Позади них зашуршал песок, и на набережную откуда-то из-за домов, где переминались с ноги на ногу лошади, вышла Тоска.
— Одилевон, ты идёшь? — спросила она, зевнув и приложив ладонь ко рту. — Поздно уже, пора спать.
— Да, я сейчас, — откликнулся Изгой и вдруг как будто о чём-то вспомнил. Он косо глянул на Ойлэ, а потом сказал: — Орион в этом году яркий.
— И что?
Тоска подняла глаза на небо, но, кажется, ничего там не увидела. Ничего особенного, во всяком случае.
— Это довольно редкое явление, — тихо и печально отозвался Изгой. — Не часто увидишь Ориона так чётко.
— Это разве важно?
— Для кого-то.
Тоска пожала плечами.
— Зачем тратить время на какие-то звёзды? Звёзды есть звёзды, ничего такого. Это… — Тоска неопределённо махнула рукой в воздухе. — Это просто звёзды.
Изгой медленно и глубоко вздохнул. В глазах у него блестели звёзды. А может, это были слёзы.
— Помолчи, пожалуйста.
Глава 11. Госпожа сейвал
— Вы уверены, Граф? — спросил Аун, ещё раз с подозрением поглядывая на нарвала. — Не хотите остаться с нами?
— Нет, благодарю, — несколько едко усмехнулся Седой Граф и покачал головой. — Мне моё здоровье важнее, да и здравый смысл у меня пока ещё остался.
Настал последний день их нахождения на Шахматных озёрах и последний день пребывания с ними Седого Графа. Завтра он должен был вернуться в свои владения, круглый год скрытые пеленой тумана, а путешественники с их новыми проводниками отправлялись дальше, прямо в ту сторону, где садилось солнце.
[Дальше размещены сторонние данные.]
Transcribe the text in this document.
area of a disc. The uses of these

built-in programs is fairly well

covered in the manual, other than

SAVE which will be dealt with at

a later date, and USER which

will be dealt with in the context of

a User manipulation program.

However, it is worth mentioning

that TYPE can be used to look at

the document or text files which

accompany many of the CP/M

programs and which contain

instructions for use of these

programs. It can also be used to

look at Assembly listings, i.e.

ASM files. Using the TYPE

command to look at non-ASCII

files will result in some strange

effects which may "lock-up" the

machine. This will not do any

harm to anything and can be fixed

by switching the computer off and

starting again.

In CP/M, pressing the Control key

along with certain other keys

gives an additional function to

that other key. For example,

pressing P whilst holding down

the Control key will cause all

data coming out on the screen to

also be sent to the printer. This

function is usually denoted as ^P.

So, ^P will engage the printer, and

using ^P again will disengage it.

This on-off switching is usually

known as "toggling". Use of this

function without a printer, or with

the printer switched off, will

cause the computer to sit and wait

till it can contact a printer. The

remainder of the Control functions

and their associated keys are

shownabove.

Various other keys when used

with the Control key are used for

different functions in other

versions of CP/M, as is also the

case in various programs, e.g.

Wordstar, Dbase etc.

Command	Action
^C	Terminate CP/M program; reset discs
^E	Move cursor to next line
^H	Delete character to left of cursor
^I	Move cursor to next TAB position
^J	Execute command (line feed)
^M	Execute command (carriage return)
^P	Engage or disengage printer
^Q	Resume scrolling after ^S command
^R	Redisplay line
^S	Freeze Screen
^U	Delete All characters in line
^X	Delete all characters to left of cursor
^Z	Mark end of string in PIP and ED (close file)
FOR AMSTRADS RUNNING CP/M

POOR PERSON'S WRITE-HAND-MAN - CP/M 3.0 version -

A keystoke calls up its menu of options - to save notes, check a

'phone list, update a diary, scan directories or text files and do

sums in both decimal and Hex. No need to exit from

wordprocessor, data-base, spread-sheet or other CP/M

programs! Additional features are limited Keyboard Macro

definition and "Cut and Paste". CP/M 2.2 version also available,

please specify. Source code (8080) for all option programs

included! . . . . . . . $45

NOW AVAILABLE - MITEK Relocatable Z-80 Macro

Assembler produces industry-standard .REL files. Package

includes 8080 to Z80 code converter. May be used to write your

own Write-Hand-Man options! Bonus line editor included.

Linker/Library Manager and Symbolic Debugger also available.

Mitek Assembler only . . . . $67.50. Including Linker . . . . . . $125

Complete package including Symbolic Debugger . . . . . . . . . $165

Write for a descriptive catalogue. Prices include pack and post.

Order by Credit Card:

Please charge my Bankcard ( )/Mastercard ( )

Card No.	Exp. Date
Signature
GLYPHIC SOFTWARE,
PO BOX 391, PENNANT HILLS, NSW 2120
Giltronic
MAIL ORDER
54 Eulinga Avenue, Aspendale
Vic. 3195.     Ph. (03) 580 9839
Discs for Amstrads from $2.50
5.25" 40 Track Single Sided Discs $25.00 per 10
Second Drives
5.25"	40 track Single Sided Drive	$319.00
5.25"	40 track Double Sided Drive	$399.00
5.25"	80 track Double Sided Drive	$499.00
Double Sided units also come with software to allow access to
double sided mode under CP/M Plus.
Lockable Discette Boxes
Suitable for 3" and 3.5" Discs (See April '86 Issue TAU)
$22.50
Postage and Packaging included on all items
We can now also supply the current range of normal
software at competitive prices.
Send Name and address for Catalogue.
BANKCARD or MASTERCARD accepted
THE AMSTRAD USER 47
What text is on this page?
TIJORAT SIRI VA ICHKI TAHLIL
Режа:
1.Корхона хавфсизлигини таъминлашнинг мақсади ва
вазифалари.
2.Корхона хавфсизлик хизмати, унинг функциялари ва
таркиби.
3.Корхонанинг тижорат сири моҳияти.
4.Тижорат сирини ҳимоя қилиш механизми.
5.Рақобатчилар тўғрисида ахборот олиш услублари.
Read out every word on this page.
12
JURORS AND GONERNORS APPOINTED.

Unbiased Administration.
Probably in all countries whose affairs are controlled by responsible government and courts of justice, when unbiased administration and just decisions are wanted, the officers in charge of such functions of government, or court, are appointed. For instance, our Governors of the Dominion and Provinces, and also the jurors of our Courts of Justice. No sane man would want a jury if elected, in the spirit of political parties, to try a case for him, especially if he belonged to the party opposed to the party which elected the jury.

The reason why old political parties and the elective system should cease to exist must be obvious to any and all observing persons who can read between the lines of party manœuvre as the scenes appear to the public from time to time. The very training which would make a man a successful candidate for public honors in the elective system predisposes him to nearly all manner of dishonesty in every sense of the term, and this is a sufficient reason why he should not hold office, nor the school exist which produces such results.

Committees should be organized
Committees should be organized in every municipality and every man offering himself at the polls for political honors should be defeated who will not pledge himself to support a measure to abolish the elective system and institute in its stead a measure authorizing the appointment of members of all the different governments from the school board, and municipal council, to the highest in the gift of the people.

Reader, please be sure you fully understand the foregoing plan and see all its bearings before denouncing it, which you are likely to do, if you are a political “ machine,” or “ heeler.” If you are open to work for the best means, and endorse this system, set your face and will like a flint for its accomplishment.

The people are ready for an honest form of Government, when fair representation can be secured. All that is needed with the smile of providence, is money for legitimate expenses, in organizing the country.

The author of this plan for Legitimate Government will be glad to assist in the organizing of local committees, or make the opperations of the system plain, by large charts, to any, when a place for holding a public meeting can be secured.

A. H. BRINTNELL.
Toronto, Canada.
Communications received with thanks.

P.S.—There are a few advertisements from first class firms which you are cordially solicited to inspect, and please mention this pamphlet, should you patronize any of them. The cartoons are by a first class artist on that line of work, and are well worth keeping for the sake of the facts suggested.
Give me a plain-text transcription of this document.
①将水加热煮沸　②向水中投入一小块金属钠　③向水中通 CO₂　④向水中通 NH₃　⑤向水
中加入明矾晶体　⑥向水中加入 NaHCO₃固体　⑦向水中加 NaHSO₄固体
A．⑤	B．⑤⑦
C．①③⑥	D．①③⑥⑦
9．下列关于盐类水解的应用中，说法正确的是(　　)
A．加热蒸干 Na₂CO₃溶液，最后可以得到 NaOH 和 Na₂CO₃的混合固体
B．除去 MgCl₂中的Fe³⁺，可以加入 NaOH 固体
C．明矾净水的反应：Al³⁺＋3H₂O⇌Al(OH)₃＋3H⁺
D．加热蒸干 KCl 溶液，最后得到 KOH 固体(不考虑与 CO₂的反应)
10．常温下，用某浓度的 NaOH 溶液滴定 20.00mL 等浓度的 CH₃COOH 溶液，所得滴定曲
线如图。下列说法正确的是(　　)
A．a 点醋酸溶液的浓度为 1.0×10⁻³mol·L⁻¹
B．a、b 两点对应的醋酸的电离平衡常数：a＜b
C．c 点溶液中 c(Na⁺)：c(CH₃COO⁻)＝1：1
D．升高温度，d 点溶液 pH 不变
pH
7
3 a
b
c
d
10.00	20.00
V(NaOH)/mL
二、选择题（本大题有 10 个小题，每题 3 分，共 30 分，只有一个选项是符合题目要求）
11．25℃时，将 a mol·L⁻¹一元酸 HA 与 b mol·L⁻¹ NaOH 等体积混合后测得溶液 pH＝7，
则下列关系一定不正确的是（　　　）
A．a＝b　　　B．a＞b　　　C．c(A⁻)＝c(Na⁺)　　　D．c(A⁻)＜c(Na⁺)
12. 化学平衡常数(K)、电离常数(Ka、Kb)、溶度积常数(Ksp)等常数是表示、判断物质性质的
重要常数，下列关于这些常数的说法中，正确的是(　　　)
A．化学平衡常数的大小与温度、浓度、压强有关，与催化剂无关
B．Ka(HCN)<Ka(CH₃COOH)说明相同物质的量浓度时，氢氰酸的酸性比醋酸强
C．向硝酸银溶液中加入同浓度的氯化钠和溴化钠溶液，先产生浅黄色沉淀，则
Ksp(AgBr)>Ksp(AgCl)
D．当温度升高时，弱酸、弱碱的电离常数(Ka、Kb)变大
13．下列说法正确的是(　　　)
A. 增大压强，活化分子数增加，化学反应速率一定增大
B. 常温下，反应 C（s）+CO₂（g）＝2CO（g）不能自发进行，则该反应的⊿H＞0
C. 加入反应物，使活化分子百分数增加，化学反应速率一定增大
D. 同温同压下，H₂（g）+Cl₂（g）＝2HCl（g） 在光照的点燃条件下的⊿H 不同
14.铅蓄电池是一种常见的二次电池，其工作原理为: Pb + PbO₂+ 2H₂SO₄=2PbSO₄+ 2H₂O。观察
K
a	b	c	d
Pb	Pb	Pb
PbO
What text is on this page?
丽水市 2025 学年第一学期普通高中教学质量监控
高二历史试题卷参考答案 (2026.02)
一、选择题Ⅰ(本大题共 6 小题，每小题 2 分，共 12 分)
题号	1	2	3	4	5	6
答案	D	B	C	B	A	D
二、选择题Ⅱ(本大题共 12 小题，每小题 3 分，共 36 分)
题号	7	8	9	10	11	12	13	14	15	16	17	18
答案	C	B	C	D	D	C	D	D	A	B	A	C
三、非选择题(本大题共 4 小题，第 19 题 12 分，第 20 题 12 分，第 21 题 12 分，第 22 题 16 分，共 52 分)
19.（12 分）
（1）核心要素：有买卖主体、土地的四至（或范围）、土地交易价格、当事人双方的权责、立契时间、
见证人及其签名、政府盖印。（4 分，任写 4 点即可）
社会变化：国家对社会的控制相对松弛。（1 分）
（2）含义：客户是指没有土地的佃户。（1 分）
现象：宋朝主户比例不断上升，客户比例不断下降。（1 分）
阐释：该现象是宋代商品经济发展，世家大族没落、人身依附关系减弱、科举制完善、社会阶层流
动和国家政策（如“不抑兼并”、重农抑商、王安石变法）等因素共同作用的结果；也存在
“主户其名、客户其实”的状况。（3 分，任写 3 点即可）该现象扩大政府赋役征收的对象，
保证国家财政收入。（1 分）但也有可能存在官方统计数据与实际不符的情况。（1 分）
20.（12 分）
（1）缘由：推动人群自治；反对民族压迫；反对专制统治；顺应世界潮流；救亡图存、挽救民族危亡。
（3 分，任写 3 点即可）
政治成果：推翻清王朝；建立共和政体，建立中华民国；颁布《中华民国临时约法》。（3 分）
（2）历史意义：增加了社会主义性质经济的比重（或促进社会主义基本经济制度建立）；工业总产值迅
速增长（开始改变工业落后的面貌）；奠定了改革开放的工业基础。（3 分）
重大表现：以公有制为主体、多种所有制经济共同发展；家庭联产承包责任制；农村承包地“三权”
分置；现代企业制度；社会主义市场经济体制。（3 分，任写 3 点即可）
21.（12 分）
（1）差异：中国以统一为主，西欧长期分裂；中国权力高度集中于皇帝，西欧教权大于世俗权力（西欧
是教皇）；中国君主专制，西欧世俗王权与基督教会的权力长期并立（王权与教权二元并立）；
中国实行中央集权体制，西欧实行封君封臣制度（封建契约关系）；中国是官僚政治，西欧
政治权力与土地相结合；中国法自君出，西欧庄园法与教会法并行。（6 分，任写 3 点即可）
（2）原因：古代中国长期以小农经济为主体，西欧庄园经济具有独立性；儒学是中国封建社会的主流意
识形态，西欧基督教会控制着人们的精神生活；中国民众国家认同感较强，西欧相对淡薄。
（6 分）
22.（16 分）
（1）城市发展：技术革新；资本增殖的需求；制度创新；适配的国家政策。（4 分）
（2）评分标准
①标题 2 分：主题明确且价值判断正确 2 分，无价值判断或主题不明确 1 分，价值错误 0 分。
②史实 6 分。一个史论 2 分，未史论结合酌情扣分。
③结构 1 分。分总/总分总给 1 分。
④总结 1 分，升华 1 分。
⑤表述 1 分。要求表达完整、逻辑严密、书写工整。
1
По словам Изгоя, до Сердца Суши было десять дней пути пешим ходом — стало быть, на корабле и того меньше, но сколько именно, сказать было трудно. Впереди китов ждали Колючие Гребни — горы сами по себе не только высокие и крутые, но ещё и очень извилистые и хрупкие, к тому же со множеством острых и узких скал. Тоска сказала, что там часто сходили лавины и камнепады, а потому отправляться туда на не особо поворотливом корабле, который, ко всему прочему, наполовину состоял из стекла, было очень рискованно. Добрую половину дня Аун и Алу обсуждали возможные пути, и было непонятно, спорят они или просто говорят на очень повышенных тонах. Изгой и Тоска упомянули, что под Колючими Гребнями разумные обезьяны — люди, как не уставали повторять два их конкретных представителя — когда-то построили весьма разветвлённую сеть широких железнодорожных тоннелей, которые сейчас уже никто не использовал. «Сушь» вполне могла бы пройти там без особых проблем и даже нигде не застрять. Как сказали Изгой и Тоска, при строительстве люди укрепляли тоннели, а потому обвалы китам не грозили. Проблема заключалась только в том, что карты этой подземной сети никто не знал. Изгой и Тоска, когда их ещё пускали в Сердце Суши, ходили этими тоннелями, но это было несколько лет назад. Сейчас они, хоть и обещали показать короткий и, что самое главное, правильный путь, говорили это весьма неуверенно.
— Да, был там проход… — лениво протянула Тоска, потягиваясь у костра. Осень наступала на землю, и это чувствовалось. — Сначала направо… Потом налево… Или сначала налево, а потом направо… Не помню.
— Как же мы пойдём в лабиринт подземных тоннелей, если не знаем правильного пути? — воскликнул Уон, плюхнувшись на землю рядом с Тоской. Та широко зевнула и сонно зажмурилась.